「チュッ」

えっ…

とても柔らかく甘い良い香りがした。

驚いて目を開けると少女の顔が数センチのところにあった。

彼女は頬を紅くして照れたように笑った。

その瞬間、脳裏にある場面が目に浮かんできた。

中学2年の部活帰りにコンビニから公園に寄ってベンチで眠ってしまったあの時…。

今と同じように目を開けると結菜の顔が目の前にあった。

もしかして結菜はあの時僕にキスをした…。

「まっ‥また会いに来るから」

「わざわざ日本から応援に来てくれてありがとう」

「じゃあね、試合頑張って」



「ちょっと待って!」

少女が手を振りながら走り去ろうとしたので、慌てて呼び止めた。

「何?」

「君の名前は?」

「ゆな…高梨結菜」

「結菜…」

「快斗!」

彼女は数メートル離れた場所から走って来ると、僕に抱きついてきた。

「ずっと会いたかった」

「僕もずっと会いたかった。忘れられなかった。これからだって忘れられない」

少女を抱きしめる腕に力が入っていた。

なぜこんなことを言ったのか自分でもわからない。

わからないけど、この少女を抱きしめた感触、彼女から漂う香りが結菜のものと同じだったから僕は少女と結菜を重ねてしまいそうした。

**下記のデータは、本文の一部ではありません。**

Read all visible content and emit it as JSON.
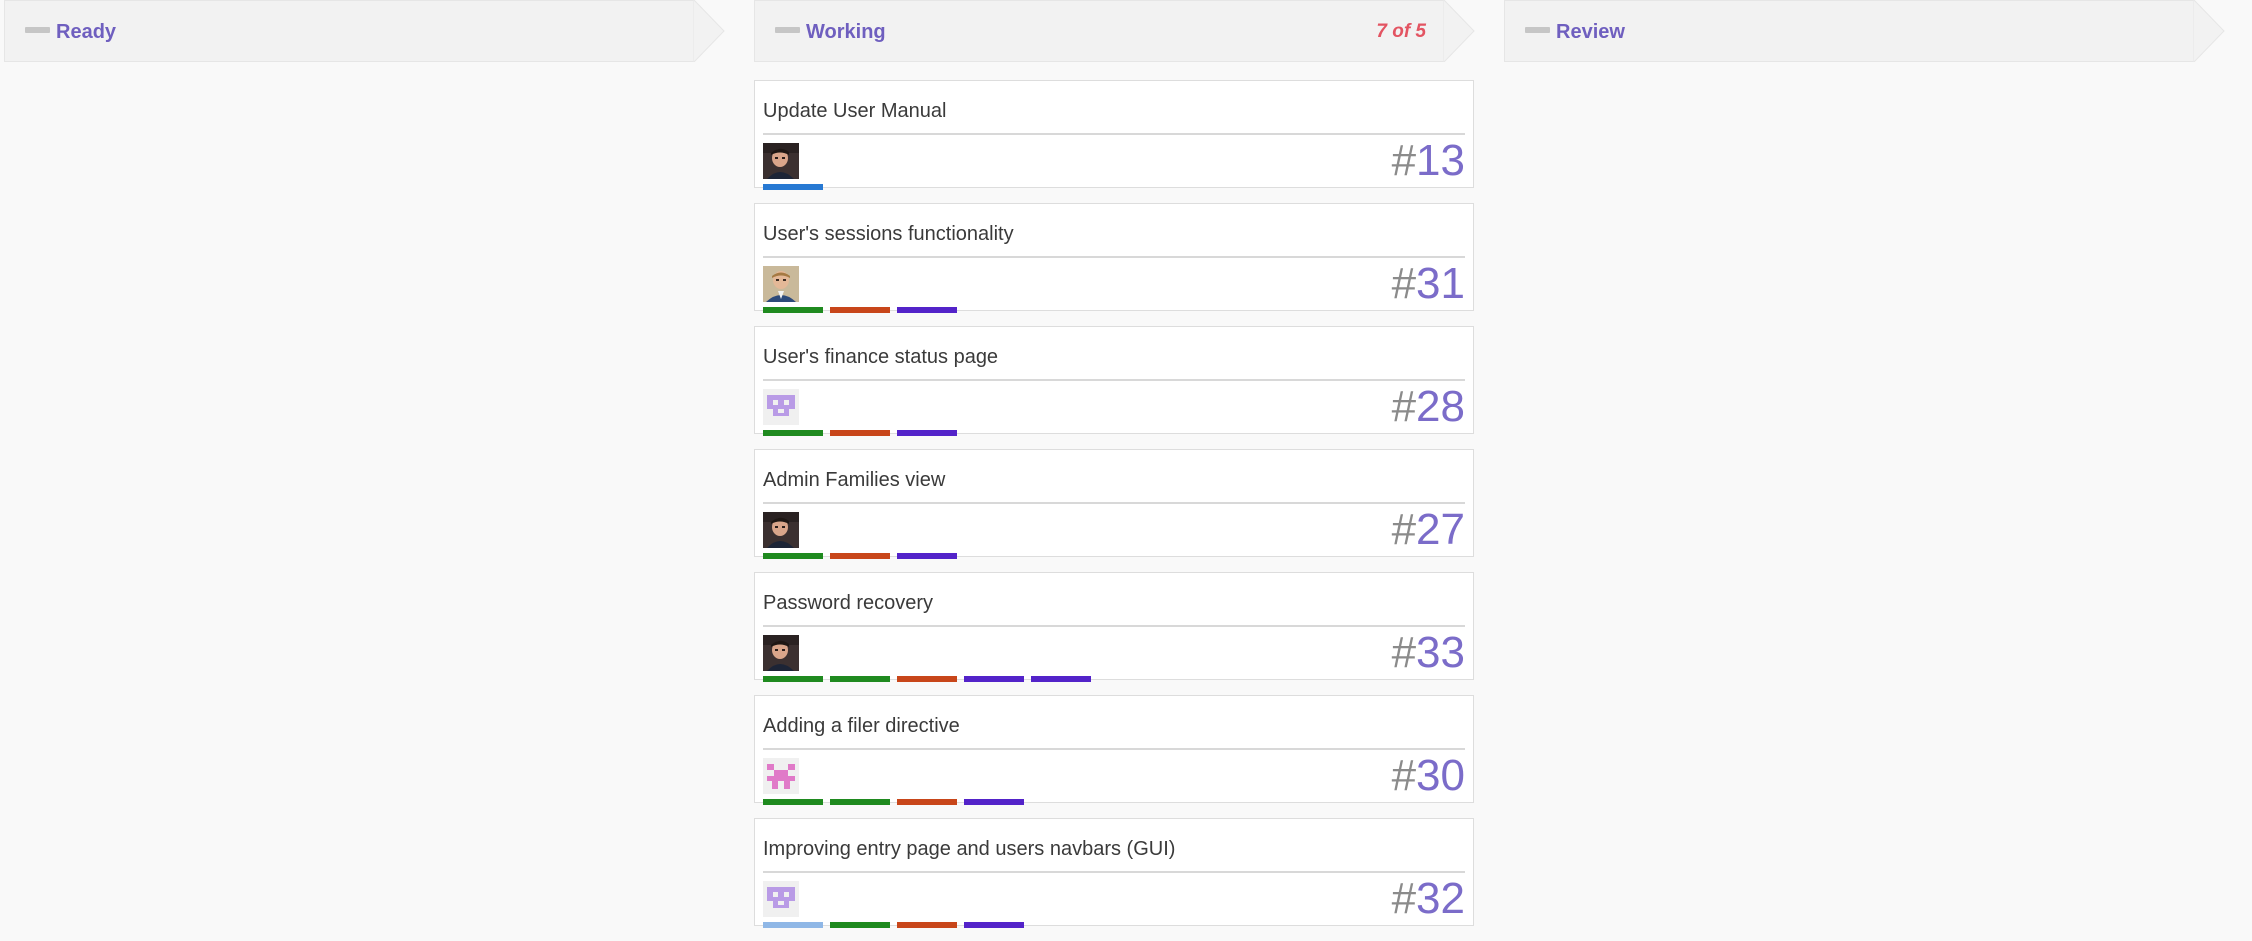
{
  "columns": [
    {
      "title": "Ready",
      "count": ""
    },
    {
      "title": "Working",
      "count": "7 of 5"
    },
    {
      "title": "Review",
      "count": ""
    }
  ],
  "colors": {
    "green": "#1f8a1f",
    "orange": "#c8461a",
    "purple": "#5323c9",
    "blue": "#2779d3",
    "lightblue": "#8fb7e6",
    "accent": "#6f5fbf",
    "count": "#e35462"
  },
  "cards": [
    {
      "title": "Update User Manual",
      "hash": "#",
      "number": "13",
      "avatar": "photo-man-dark",
      "tags": [
        "blue"
      ]
    },
    {
      "title": "User's sessions functionality",
      "hash": "#",
      "number": "31",
      "avatar": "photo-man-light",
      "tags": [
        "green",
        "orange",
        "purple"
      ]
    },
    {
      "title": "User's finance status page",
      "hash": "#",
      "number": "28",
      "avatar": "identicon-purple",
      "tags": [
        "green",
        "orange",
        "purple"
      ]
    },
    {
      "title": "Admin Families view",
      "hash": "#",
      "number": "27",
      "avatar": "photo-man-dark",
      "tags": [
        "green",
        "orange",
        "purple"
      ]
    },
    {
      "title": "Password recovery",
      "hash": "#",
      "number": "33",
      "avatar": "photo-man-dark",
      "tags": [
        "green",
        "green",
        "orange",
        "purple",
        "purple"
      ]
    },
    {
      "title": "Adding a filer directive",
      "hash": "#",
      "number": "30",
      "avatar": "identicon-pink",
      "tags": [
        "green",
        "green",
        "orange",
        "purple"
      ]
    },
    {
      "title": "Improving entry page and users navbars (GUI)",
      "hash": "#",
      "number": "32",
      "avatar": "identicon-purple",
      "tags": [
        "lightblue",
        "green",
        "orange",
        "purple"
      ]
    }
  ]
}
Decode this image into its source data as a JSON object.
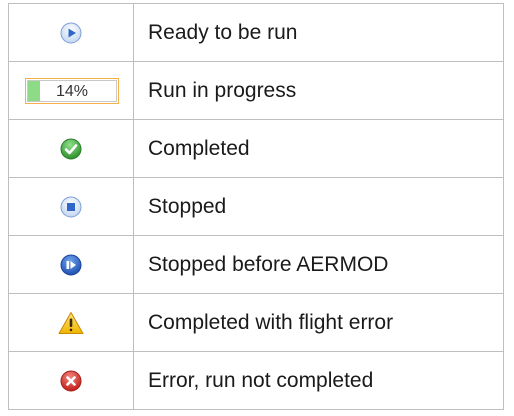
{
  "legend": {
    "rows": [
      {
        "icon": "play-circle-icon",
        "label": "Ready to be run"
      },
      {
        "icon": "progress-bar",
        "label": "Run in progress",
        "progress_text": "14%",
        "progress_fraction": 0.14
      },
      {
        "icon": "check-circle-icon",
        "label": "Completed"
      },
      {
        "icon": "stop-circle-icon",
        "label": "Stopped"
      },
      {
        "icon": "stop-play-circle-icon",
        "label": "Stopped before AERMOD"
      },
      {
        "icon": "warning-triangle-icon",
        "label": "Completed with flight error"
      },
      {
        "icon": "error-x-circle-icon",
        "label": "Error, run not completed"
      }
    ]
  },
  "colors": {
    "border": "#bfbfbf",
    "progress_fill": "#8ddb86",
    "progress_border": "#f5b04a",
    "play_blue": "#2f66c7",
    "check_green": "#3aa53a",
    "stop_blue": "#2f66c7",
    "warning_yellow": "#f3c623",
    "error_red": "#d9342b"
  }
}
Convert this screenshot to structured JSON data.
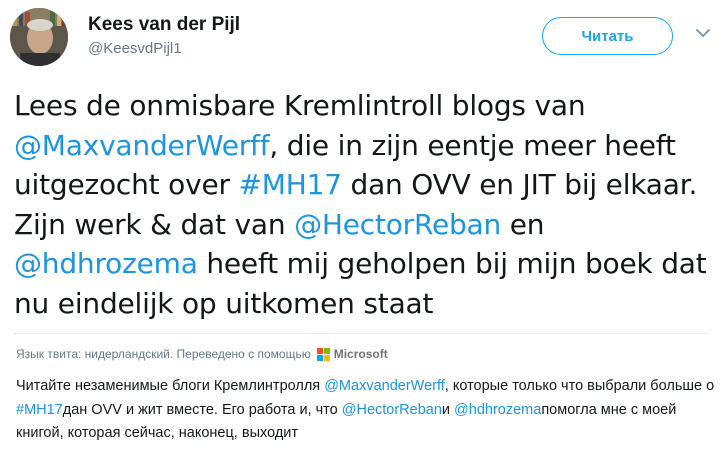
{
  "user": {
    "display_name": "Kees van der Pijl",
    "handle": "@KeesvdPijl1"
  },
  "actions": {
    "follow_label": "Читать"
  },
  "tweet": {
    "segments": [
      {
        "text": "Lees de onmisbare Kremlintroll blogs van ",
        "link": false
      },
      {
        "text": "@MaxvanderWerff",
        "link": true
      },
      {
        "text": ", die in zijn eentje meer heeft uitgezocht over ",
        "link": false
      },
      {
        "text": "#MH17",
        "link": true
      },
      {
        "text": " dan OVV en JIT bij elkaar. Zijn werk & dat van ",
        "link": false
      },
      {
        "text": "@HectorReban",
        "link": true
      },
      {
        "text": " en ",
        "link": false
      },
      {
        "text": "@hdhrozema",
        "link": true
      },
      {
        "text": " heeft mij geholpen bij mijn boek dat nu eindelijk op uitkomen staat",
        "link": false
      }
    ]
  },
  "translation": {
    "note": "Язык твита: нидерландский. Переведено с помощью",
    "provider": "Microsoft",
    "segments": [
      {
        "text": "Читайте незаменимые блоги Кремлинтролля ",
        "link": false
      },
      {
        "text": "@MaxvanderWerff",
        "link": true
      },
      {
        "text": ", которые только что выбрали больше о ",
        "link": false
      },
      {
        "text": "#MH17",
        "link": true
      },
      {
        "text": "дан OVV и жит вместе. Его работа и, что ",
        "link": false
      },
      {
        "text": "@HectorReban",
        "link": true
      },
      {
        "text": "и ",
        "link": false
      },
      {
        "text": "@hdhrozema",
        "link": true
      },
      {
        "text": "помогла мне с моей книгой, которая сейчас, наконец, выходит",
        "link": false
      }
    ]
  },
  "colors": {
    "link": "#1b95e0",
    "follow_accent": "#1da1f2",
    "muted_text": "#657786",
    "ms_red": "#f25022",
    "ms_green": "#7fba00",
    "ms_blue": "#00a4ef",
    "ms_yellow": "#ffb900"
  },
  "icons": {
    "avatar": "avatar",
    "menu": "chevron-down-icon",
    "provider_logo": "microsoft-logo-icon"
  }
}
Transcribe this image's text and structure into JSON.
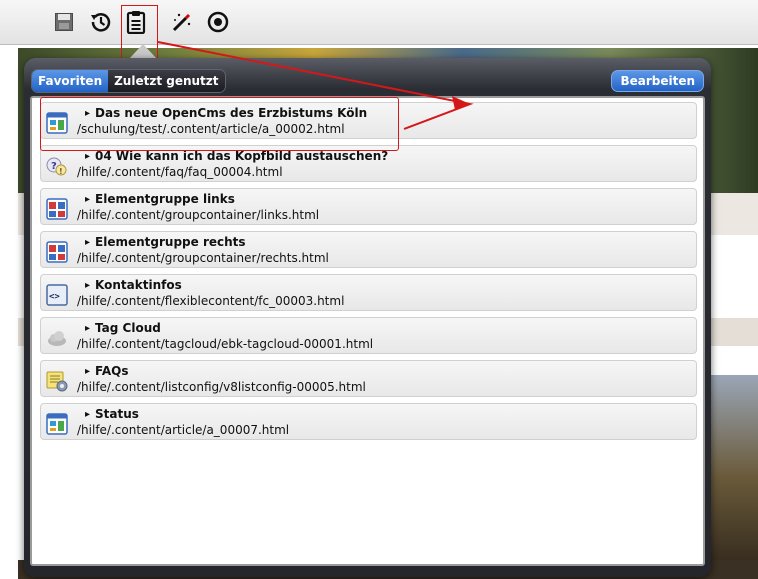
{
  "popup": {
    "tabs": [
      {
        "label": "Favoriten"
      },
      {
        "label": "Zuletzt genutzt"
      }
    ],
    "edit_label": "Bearbeiten",
    "items": [
      {
        "title": "Das neue OpenCms des Erzbistums Köln",
        "path": "/schulung/test/.content/article/a_00002.html",
        "icon": "article-icon"
      },
      {
        "title": "04 Wie kann ich das Kopfbild austauschen?",
        "path": "/hilfe/.content/faq/faq_00004.html",
        "icon": "faq-icon"
      },
      {
        "title": "Elementgruppe links",
        "path": "/hilfe/.content/groupcontainer/links.html",
        "icon": "groupcontainer-icon"
      },
      {
        "title": "Elementgruppe rechts",
        "path": "/hilfe/.content/groupcontainer/rechts.html",
        "icon": "groupcontainer-icon"
      },
      {
        "title": "Kontaktinfos",
        "path": "/hilfe/.content/flexiblecontent/fc_00003.html",
        "icon": "flexiblecontent-icon"
      },
      {
        "title": "Tag Cloud",
        "path": "/hilfe/.content/tagcloud/ebk-tagcloud-00001.html",
        "icon": "tagcloud-icon"
      },
      {
        "title": "FAQs",
        "path": "/hilfe/.content/listconfig/v8listconfig-00005.html",
        "icon": "listconfig-icon"
      },
      {
        "title": "Status",
        "path": "/hilfe/.content/article/a_00007.html",
        "icon": "article-icon"
      }
    ]
  },
  "toolbar": {
    "buttons": [
      "save-icon",
      "history-icon",
      "clipboard-icon",
      "magic-wand-icon",
      "target-icon"
    ]
  },
  "colors": {
    "accent_blue": "#2f6fd6",
    "highlight_red": "#d4181a"
  }
}
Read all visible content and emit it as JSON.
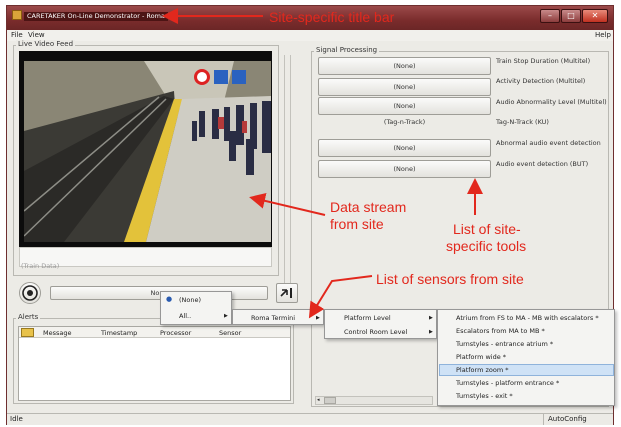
{
  "window": {
    "title": "CARETAKER On-Line Demonstrator - Roma",
    "buttons": {
      "minimize": "–",
      "maximize": "□",
      "close": "✕"
    }
  },
  "menu": {
    "file": "File",
    "view": "View",
    "help": "Help"
  },
  "live_video": {
    "label": "Live Video Feed",
    "train_data": "(Train Data)"
  },
  "signal_processing": {
    "label": "Signal Processing",
    "tools": [
      {
        "button": "(None)",
        "label": "Train Stop Duration (Multitel)"
      },
      {
        "button": "(None)",
        "label": "Activity Detection (Multitel)"
      },
      {
        "button": "(None)",
        "label": "Audio Abnormality Level (Multitel)"
      },
      {
        "button": "(Tag-n-Track)",
        "label": "Tag-N-Track (KU)"
      },
      {
        "button": "(None)",
        "label": "Abnormal audio event detection"
      },
      {
        "button": "(None)",
        "label": "Audio event detection (BUT)"
      }
    ]
  },
  "sensor_bar": {
    "value": "None"
  },
  "alerts": {
    "label": "Alerts",
    "columns": [
      "Message",
      "Timestamp",
      "Processor",
      "Sensor"
    ]
  },
  "dropdown": {
    "level1": [
      {
        "label": "(None)",
        "selected": true
      },
      {
        "label": "All..",
        "submenu": true
      }
    ],
    "level2": [
      {
        "label": "Roma Termini",
        "submenu": true
      }
    ],
    "level3": [
      {
        "label": "Platform Level",
        "submenu": true
      },
      {
        "label": "Control Room Level",
        "submenu": true
      }
    ],
    "level4": [
      "Atrium from FS to MA - MB with escalators *",
      "Escalators from MA to MB *",
      "Turnstyles - entrance atrium *",
      "Platform wide *",
      "Platform zoom *",
      "Turnstyles - platform entrance *",
      "Turnstyles - exit *"
    ],
    "highlighted": "Platform zoom *"
  },
  "status": {
    "left": "Idle",
    "right": "AutoConfig"
  },
  "annotations": {
    "title_bar": "Site-specific title bar",
    "data_stream": [
      "Data stream",
      "from site"
    ],
    "tools": [
      "List of site-",
      "specific tools"
    ],
    "sensors": "List of sensors from site"
  },
  "icons": {
    "sensor": "camera-dial-icon",
    "connect": "plug-icon"
  },
  "colors": {
    "annotation": "#e2281d",
    "titlebar": "#7a2c2c",
    "highlight": "#cfe2f6"
  }
}
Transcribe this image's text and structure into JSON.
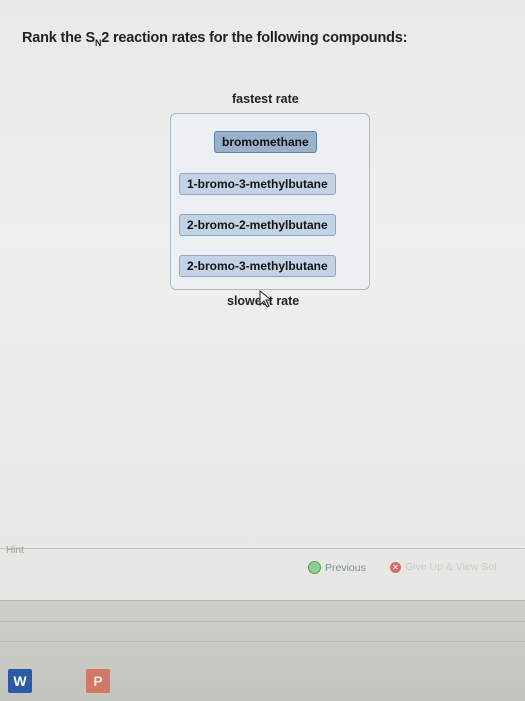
{
  "question": {
    "prefix": "Rank the S",
    "subscript": "N",
    "suffix": "2 reaction rates for the following compounds:"
  },
  "ranking": {
    "top_label": "fastest rate",
    "bottom_label": "slowest rate",
    "items": [
      {
        "label": "bromomethane"
      },
      {
        "label": "1-bromo-3-methylbutane"
      },
      {
        "label": "2-bromo-2-methylbutane"
      },
      {
        "label": "2-bromo-3-methylbutane"
      }
    ]
  },
  "footer": {
    "hint": "Hint",
    "previous": "Previous",
    "give_up": "Give Up & View Sol"
  },
  "taskbar": {
    "word": "W",
    "powerpoint": "P"
  },
  "colors": {
    "item_bg": "#c3d3e6",
    "item_active_bg": "#9ab1ca",
    "box_border": "#a9b9cf"
  }
}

「ありがと。でも、これからは大丈夫。ずっとそばにいるから。じゃあ、バイバイ」

「バイバイ…」

「あっ‥そうだ。忘れてた」

「何かな?」

「月は元気にやってる?」

「元気って言えば元気だけど…」

少女が言う月は、今控室で選手に相手チームの分析結果を報告し、どう試合を組み立てていくのかを説明していた。

月もまた、高校卒業後はJ1リーグの東京WCと契約した。

でも月は選手としてではなくコーチとして採用された。

月の選手のデータ分析と選手を育成する能力を買われて僕と一緒にスカウトされた。

だから今も立場は違えど同じチームで闘っている。